Leaflet Says Extremist Al-Zarqawi Killed
By LEE KEATH
The Associated Press
Thursday, March 4, 2004; 10:10 AM
BAGHDAD, Iraq - A Jordanian extremist suspected of bloody suicide attacks in Iraq was killed some time ago in U.S. bombings and a letter outlining plans for fomenting sectarian war is a forgery, a leaflet signed by a dozen alleged insurgent groups said. A senior U.S. official denied that claim.
Abu Musab al-Zarqawi was killed in the Sulaimaniyah mountains of northern Iraq "during the American bombing there," according to the eight-page leaflet circulated this week in Fallujah, a city 30 miles west of Baghdad that is a hotbed of anti-U.S. insurgency activity.
There was no way to verify the authenticity of the leaflet. It was signed by 12 groups, including several cited by U.S. officials in the past including the Ansar al-Sunna Army and Muhammad's Army.
It said al-Zarqawi was unable to escape the bombing because of his artificial leg.
The leaflet did not say when al-Zarqawi was supposedly killed, but U.S. jets bombed strongholds of the extremist Ansar al-Islam in the north last April as Saddam Hussein's regime was collapsing.
A senior U.S. official said the claim al-Zarqawi is dead was false and that the United States had information showing the Jordanian militant was alive well after the bombing campaign.
In al-Zarqawi's hometown in Jordan, an associate of his family told The Associated Press that according to the family, al-Zarqawi had been in contact with his mother until four months ago, when the communication ended after police came to question the mother.
In a telephone call Thursday to the family home, a woman answered and said, "He's not in contact with us. We don't know anything about him. Don't call again." She then hung up.
Before the Iraq conflict began last March, Secretary of State Colin Powell said al-Zarqawi received hospital treatment in Baghdad after fleeing Afghanistan.
U.S. intelligence sources said he apparently was fitted with an artificial leg. He was believed to have taken refuge in northern Iraq before the U.S.-led invasion, and then possibly moved on to Iran. It was widely believed that he then was still coordinating closely with Ansar al-Islam in Kurdish areas.
In February, the U.S.-led coalition in Iraq made public an intercepted letter it said was written by al-Zarqawi to al-Qaida leaders, detailing a strategy of spectacular attacks to derail the planned June 30 handover of power to the Iraqis.
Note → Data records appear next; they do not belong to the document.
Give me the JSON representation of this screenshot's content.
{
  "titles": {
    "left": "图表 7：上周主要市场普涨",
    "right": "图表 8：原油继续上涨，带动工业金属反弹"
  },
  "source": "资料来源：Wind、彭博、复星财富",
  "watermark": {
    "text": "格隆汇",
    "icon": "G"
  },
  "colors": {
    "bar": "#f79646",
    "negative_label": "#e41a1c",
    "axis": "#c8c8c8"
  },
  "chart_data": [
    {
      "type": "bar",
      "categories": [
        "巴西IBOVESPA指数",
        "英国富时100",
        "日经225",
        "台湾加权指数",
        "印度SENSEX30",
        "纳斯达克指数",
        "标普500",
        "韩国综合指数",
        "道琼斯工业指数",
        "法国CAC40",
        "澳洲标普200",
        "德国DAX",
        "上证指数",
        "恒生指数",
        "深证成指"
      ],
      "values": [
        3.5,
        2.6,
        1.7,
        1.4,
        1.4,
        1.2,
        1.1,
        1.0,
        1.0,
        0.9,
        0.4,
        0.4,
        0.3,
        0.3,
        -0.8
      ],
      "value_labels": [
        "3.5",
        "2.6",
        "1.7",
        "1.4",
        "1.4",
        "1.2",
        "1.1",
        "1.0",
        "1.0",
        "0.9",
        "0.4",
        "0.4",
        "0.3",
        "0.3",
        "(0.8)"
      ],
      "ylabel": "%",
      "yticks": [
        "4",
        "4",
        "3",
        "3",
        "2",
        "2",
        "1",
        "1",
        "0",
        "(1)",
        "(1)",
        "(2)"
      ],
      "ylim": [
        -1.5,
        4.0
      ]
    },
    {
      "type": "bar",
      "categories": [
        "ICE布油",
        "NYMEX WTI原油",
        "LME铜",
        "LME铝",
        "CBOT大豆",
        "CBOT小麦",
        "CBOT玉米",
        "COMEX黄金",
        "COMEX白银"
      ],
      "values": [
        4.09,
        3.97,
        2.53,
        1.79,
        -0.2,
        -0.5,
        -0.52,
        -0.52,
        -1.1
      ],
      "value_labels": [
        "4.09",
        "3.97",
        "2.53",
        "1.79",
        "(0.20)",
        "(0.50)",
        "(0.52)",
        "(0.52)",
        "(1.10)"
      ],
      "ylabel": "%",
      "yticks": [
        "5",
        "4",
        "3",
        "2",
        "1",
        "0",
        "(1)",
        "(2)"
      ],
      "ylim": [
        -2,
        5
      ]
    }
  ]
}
U.S. officials say al-Zarqawi may have been involved in some of the series of suicide bombings this year in Iraq.
The leaflet in Fallujah said the "fabricated al-Zarqawi memo" has been used by the U.S.-run coalition "to back up their theory of a civil war" in Iraq.
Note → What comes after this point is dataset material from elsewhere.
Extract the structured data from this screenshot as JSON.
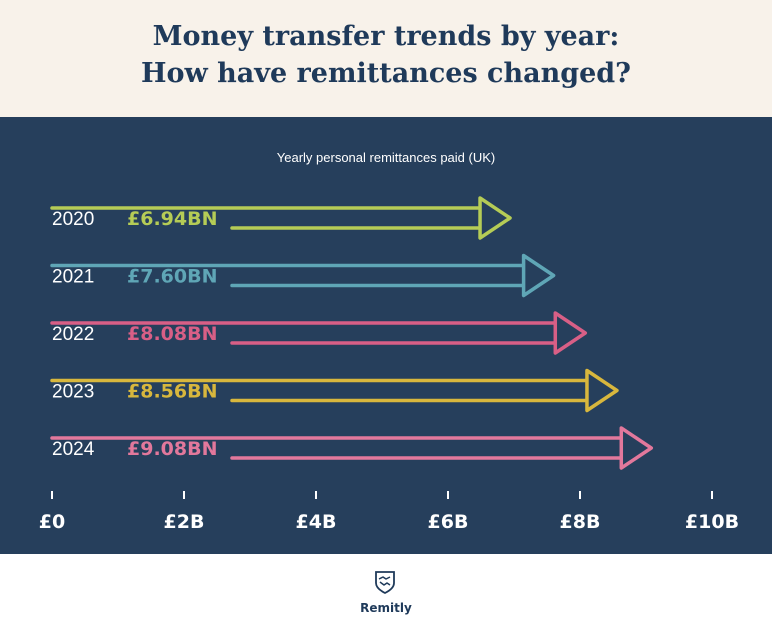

"The truth is, al-Qaida is not present in Iraq," the leaflet said. Though many Arabs entered the country to fight U.S. troops, only a small number remain, the group said.
"We had to help hundreds of them leave for their own protection because they were only a burden on the resistance. It was difficult to hide them" from Iraqi informers cooperating with U.S. forces, it said.